The pressurized water reactor nuclear steam supply system (NSSS) for WNP-1 and -4 was being manufactured by Babcock & Wilcox. The B&W 205 design was ordered for WNP-1 and -4 as well as for the two units at Bellefonte Nuclear Generating Station and Mülheim-Kärlich Nuclear Plant, but only Mülheim-Kärlich was completed. Elements of the design are similar to earlier B&W NSSSes installed at Davis Besse, ANO-1, Crystal River 3, Three Mile Island, Oconee and Rancho Seco.

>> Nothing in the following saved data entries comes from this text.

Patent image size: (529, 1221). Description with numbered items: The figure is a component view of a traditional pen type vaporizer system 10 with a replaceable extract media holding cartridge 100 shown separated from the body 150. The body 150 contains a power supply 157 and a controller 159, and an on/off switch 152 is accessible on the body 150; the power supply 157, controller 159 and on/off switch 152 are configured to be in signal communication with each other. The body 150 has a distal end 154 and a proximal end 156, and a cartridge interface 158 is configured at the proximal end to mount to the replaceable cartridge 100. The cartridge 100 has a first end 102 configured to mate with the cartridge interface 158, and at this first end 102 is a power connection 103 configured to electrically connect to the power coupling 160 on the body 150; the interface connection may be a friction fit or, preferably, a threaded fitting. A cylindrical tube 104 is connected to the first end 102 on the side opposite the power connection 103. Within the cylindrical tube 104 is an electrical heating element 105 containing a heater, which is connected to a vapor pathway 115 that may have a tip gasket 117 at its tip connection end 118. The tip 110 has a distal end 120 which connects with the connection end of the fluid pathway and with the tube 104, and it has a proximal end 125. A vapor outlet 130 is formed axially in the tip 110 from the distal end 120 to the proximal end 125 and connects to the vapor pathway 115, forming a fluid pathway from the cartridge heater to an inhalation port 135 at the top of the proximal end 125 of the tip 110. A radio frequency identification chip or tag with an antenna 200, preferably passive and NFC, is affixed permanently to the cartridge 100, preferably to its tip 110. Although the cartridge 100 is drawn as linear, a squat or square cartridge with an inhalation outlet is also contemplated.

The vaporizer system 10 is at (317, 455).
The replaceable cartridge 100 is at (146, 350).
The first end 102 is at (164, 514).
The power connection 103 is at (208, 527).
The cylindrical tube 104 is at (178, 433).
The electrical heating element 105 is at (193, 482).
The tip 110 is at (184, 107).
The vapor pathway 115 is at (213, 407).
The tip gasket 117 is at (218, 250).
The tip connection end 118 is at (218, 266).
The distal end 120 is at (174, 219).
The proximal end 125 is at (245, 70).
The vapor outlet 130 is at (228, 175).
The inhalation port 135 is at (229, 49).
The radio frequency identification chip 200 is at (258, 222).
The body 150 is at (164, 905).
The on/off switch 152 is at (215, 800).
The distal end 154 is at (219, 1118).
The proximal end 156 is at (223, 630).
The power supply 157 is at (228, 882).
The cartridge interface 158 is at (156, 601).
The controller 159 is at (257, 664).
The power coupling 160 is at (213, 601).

WNP-1/4 would have received make-up water from the adjacent Columbia River and was equipped with forced-draft low-profile cooling towers and a spray pond.

==Skagit/Hanford==
WNP-1/4 and WNP-2 (now Columbia Generating Station) should not be confused with the proposed Skagit/Hanford plant. Skagit/Hanford was a proposal advanced by a consortium of utilities led by Puget Sound Power & Light (40% share) and joined by Portland General Electric (30%), Pacific Light and Power (20%) and Washington Water Power (10%) to build a two-unit plant north of Seattle in the Skagit Valley. The Skagit site was directly above a major earthquake fault. After the Three Mile Island accident in 1979, Skagit County voters forced the consortium to relocate the proposed Skagit plant to the Hanford site. Skagit/Hanford had not progressed beyond the initial engineering design phases before the plant was scuttled. A 1978 Battelle Northwest report stated the Hanford site could support twenty or more nuclear reactors.